Byzantium

Byzantium Summary and Analysis of Stanzas 1-2

Summary

The daytime has faded away, and now, at night, the emperor's soldiers have gone to sleep. The songs of night-walkers—a word that at once suggests people literally walking at night and denotes prostitution—have fallen silent after the ringing of a gong in a cathedral. The city's domes, lit by the stars and moon, look down with apparent disdain at mankind, with its complicated, animalic bodies. The speaker catches sight of a figure, but has trouble determining whether it is a man, a ghost, or a mere imagined vision. In the end, the speaker concludes, it is closest to being simply an image. In any case, it calls to mind a physical object—a mummy, wrapped by Hades himself. This mummy's shroud, unwound, can serve as a path linking the realms of the living and the dead. Its lifeless, breathless mouth has the power to tempt the living into the realm of the dead. The speaker pays respects to this being as a superhuman link between death and life.

Analysis

These first two stanzas establish Byzantium as a kind of passageway—a transitional space between the earthly and the celestial, the mortal and immortal, the dead and the living. The real city of Byzantium in fact works well as a setting for this set of contradictions. Byzantium, located where the city of Istanbul sits today, was the capital of the Byzantine Empire and a meeting place for Asian and European travelers in the ancient world. In a sense, therefore, Yeats is calling to mind a concrete and very mundane location, associated with political power and military might. On the other hand, he chooses a location from the distant past, setting the poem in a lost world, so that the setting becomes mysterious and elusive.

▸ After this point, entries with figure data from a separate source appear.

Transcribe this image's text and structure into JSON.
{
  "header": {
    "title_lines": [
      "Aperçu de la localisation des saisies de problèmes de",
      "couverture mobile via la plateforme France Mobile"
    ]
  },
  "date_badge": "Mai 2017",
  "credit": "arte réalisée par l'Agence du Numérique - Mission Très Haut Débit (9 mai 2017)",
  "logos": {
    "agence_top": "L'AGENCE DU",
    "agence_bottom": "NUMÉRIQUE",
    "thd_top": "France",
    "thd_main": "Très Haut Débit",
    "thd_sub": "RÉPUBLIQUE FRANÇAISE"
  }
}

Yeats establishes this sense of Byzantium as a mystical in-between through a series of symbols, which represent the various juxtaposed elements of the city. First come the paired groups of soldiers and night-walkers. These two groups stand in for the earth-bound, bodily reality of everyday life. Soldiers are associated with bodily strength as well as bodily harm, while night-walkers are associated with sex. However, both of these groups, with their links to the life of the body, are gone. Moreover, they have disappeared in response to a gong, which is itself located in a cathedral. Both the gong and the cathedral have ritual significance in various religious traditions, making these objects, in the poem, sites of spiritual and transcendent life within the physical world. In other words, the mundane life of the body has disappeared, and the life of the spirit is now able to fully emerge.

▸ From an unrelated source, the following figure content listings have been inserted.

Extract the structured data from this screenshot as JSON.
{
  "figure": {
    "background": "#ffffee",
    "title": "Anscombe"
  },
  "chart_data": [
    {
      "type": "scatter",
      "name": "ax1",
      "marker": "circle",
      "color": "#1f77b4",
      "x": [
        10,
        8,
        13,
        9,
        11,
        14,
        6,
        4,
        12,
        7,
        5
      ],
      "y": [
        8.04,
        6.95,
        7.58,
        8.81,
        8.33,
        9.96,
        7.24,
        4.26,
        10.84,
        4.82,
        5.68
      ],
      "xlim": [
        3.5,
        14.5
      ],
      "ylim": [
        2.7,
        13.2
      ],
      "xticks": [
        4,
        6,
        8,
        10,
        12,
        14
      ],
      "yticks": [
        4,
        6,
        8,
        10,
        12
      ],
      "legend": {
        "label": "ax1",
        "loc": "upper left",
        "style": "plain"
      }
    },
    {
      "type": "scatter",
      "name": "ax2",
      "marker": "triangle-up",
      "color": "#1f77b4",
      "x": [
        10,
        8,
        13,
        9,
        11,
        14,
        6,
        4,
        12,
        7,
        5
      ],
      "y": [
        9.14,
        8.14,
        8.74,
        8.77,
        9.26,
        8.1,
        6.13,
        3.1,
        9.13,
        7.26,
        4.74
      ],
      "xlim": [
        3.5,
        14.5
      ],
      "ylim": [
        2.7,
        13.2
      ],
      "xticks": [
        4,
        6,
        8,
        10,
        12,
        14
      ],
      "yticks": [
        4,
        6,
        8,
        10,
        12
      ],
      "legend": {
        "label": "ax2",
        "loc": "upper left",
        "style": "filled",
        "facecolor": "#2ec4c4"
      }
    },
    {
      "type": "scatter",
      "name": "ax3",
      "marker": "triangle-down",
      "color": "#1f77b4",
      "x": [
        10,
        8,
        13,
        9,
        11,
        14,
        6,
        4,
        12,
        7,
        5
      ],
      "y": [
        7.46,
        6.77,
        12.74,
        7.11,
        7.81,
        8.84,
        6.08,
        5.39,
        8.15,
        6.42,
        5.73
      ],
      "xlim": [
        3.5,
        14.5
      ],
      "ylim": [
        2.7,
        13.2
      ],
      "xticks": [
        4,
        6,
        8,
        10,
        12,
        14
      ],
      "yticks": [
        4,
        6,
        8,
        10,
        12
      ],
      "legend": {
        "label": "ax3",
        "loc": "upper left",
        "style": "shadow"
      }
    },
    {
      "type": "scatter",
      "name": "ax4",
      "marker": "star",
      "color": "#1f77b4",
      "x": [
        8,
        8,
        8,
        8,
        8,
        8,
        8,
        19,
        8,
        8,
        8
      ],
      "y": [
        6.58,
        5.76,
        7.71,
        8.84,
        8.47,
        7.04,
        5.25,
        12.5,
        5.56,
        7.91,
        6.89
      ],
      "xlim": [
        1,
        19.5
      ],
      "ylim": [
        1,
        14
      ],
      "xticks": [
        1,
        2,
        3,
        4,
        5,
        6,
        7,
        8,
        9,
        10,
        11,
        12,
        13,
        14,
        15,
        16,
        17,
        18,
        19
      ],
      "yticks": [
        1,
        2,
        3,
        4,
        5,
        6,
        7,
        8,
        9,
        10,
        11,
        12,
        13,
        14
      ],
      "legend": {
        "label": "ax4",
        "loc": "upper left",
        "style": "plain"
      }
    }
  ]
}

Similarly, the "starlit or [...] moonlit dome" operates as a symbol of the spiritual within the everyday world, albeit in an even more explicit way. Not only are these domes religious objects, suggesting mosques or churches, they are also literally celestial, bathed in the light of the stars and the moon. Here, the conflict between the celestial and the earthly is reiterated. This time, the starlit domes are personified as acting scornfully toward human beings. Specifically, Yeats explains, their scorn is a reaction to the way in which humans are bound to their bodies, which are often unclean and impure. The poem's first stanza, therefore, sets up a stark contrast, and conflict, between these two groups—the neat, clean, elevated world of the spiritual, and the dirty, messy world of the body.

Yet the following stanza quickly sets about complicating this split with the introduction of a creature who seems at once to be a human body, a ghost, and a phantom. This confusion in and of itself helps to blur the lines between these once-clear categories, showing that not every object or person can be neatly slotted into one realm or another. In fact, the strange, mummified being doesn't just cross over from the underworld to the land of the living. It also creates opportunities for others to do so, "summoning" the living into the world of the dead. Perhaps most radically of all, the speaker explains, this being can actually blend these two worlds, rather than merely traverse them or help others do so. This being brings aspects of life into death and vice-versa, blurring an apparently immutable opposition. It is for this reason, above all, that the speaker seems to admire and wonder at the being.